Vous avez dit leadership ? Une voix de Bosnie-Herzégovine
30 août 2024
Le processus d’adhésion des pays des Balkans occidentaux à l’Union européenne progresse lentement. Dans le douzième épisode de notre cycle « Vous avez dit leadership ? », Srećko Latal explique pourquoi l’Union, la France et l’Allemagne notamment, doivent maintenant accélérer.
Le monde est en pleine ébullition et les Balkans occidentaux sont eux aussi frappés de plein fouet. Souvent qualifiée de « ventre mou de l’Europe », la région glisse de plus en plus dans l’instabilité. Des conflits violents ne sont plus à exclure. La politique étrangère des États-Unis, l’échec du processus d’élargissement de même que les violations répétées des principes et valeurs par celles et ceux qui les avaient justement définis encouragent la montée d’un nationalisme d’ancienne et de nouvelle facture. Des acteurs géopolitiques tels que la Russie, la Chine ou la Turquie se sont engouffrés dans la brèche. Ils exploitent non seulement les faiblesses des États-Unis et de l’Union européenne, mais aussi les liens historiques et religieux de la région pour développer des partenariats stratégiques avec les leaders ethniques locaux. Cette politique délibérée de prise d’influence vient s’ajouter aux frictions qui parcourent déjà la région. Dans ce contexte, la France et l’Allemagne ne peuvent plus se permettre d’attendre. Elles doivent pousser dès maintenant le processus d’élargissement de l’UE aux Balkans occidentaux.
L’échec de l’UE
Au début des années 2000, nombre de décideurs étaient d’avis que l’adhésion des pays des Balkans à l’UE était un moyen – le seul peut-être – de stabiliser la région : d’une part, en raison des réformes et des opportunités d’investissement qu’elle offrait ; d’autre part, parce que les règles qui existaient encore à l’époque étaient considérées comme un remède contre le nationalisme. Cette conviction fut à la base du Sommet de Thessalonique du 21 juin 2003, sommet au cours duquel les parties présentes se mirent d’accord sur les conditions devant préluder à l’élargissement. Depuis, l’Union leur a en partie ouvert son marché ; elle est devenue par ailleurs leur principal partenaire économique et commercial.
Le processus d’élargissement a néanmoins été freiné par la récession de 2009, la crise des réfugiés, la montée du populisme de droite, le Brexit et enfin la pandémie du COVID-19. Cela n’a pas manqué d’impacter les espoirs des populations d’une intégration rapide dans l’UE et par effet de ricochet, le processus de démocratisation en cours dans la région. L’Allemagne et la France ont eu un rôle clé « dans cette évolution ».
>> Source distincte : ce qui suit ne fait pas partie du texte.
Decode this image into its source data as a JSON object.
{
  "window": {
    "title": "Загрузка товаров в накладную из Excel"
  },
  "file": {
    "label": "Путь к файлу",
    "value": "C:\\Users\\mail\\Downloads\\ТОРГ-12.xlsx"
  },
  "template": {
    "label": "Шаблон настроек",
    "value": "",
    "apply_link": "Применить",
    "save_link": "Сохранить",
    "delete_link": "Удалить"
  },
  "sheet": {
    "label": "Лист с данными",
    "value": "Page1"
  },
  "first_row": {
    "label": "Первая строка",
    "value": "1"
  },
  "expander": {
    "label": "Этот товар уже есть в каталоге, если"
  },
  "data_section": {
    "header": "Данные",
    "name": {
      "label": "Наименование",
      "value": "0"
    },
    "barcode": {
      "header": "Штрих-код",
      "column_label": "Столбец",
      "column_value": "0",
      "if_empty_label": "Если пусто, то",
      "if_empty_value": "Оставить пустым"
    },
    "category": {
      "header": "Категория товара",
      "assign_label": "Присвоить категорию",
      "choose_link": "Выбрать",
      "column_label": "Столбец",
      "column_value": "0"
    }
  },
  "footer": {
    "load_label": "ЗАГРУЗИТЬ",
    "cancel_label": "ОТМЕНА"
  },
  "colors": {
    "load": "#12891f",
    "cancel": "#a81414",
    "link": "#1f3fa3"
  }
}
L’Allemagne a longtemps été à l’avant-garde du processus d’élargissement mais ses efforts ont souffert de son incapacité à comprendre les réalités locales. Au lieu d’écouter ses experts, Berlin a développé sa propre approche : celle-ci s’est soldée par un échec.
La France, de son côté, n’a jamais montré beaucoup d’intérêt pour les Balkans. On l’a bien vu en 2019, lorsqu’Emmanuel Macron a déclaré qu’il s’opposait à toute forme d’élargissement avant une réforme complète du fonctionnement de l’Union. La déclaration du Président a clairement donné à voir que l’élargissement était pour lui secondaire. Depuis lors, l’UE n’a pas réussi à convaincre les pays des Balkans du contraire.
Les Balkans attendent
Se sentant méprisés, les pays des Balkans ont alors cherché de nouveaux partenaires stratégiques, notamment aux États-Unis, en Russie, en Chine et en Turquie. Dans ce contexte, les élections américaines pourraient avoir un très fort impact sur la région : l’ancien envoyé spécial de Trump pour les Balkans, Richard Grenell, avait en effet proposé à son époque de résoudre le conflit entre la Serbie et le Kosovo par un échange de territoires. Le dirigeant bosno-serbe Milorad Dodik, membre de la présidence tripartite de Bosnie-Herzégovine, a admis de son côté qu’il attendait le 5 novembre avec impatience. Son espoir : qu’un nouveau mandat de Donald Trump lui permette de réaliser la sécession de la Republika Srpska, l’entité bosniaque dominée par la Serbie, et de la rattacher ensuite à la Serbie. La dernière tentative de ce type avait déclenché une guerre de trois ans et demi qui n’avait pu être arrêtée que grâce à l’intervention de l’OTAN (1995).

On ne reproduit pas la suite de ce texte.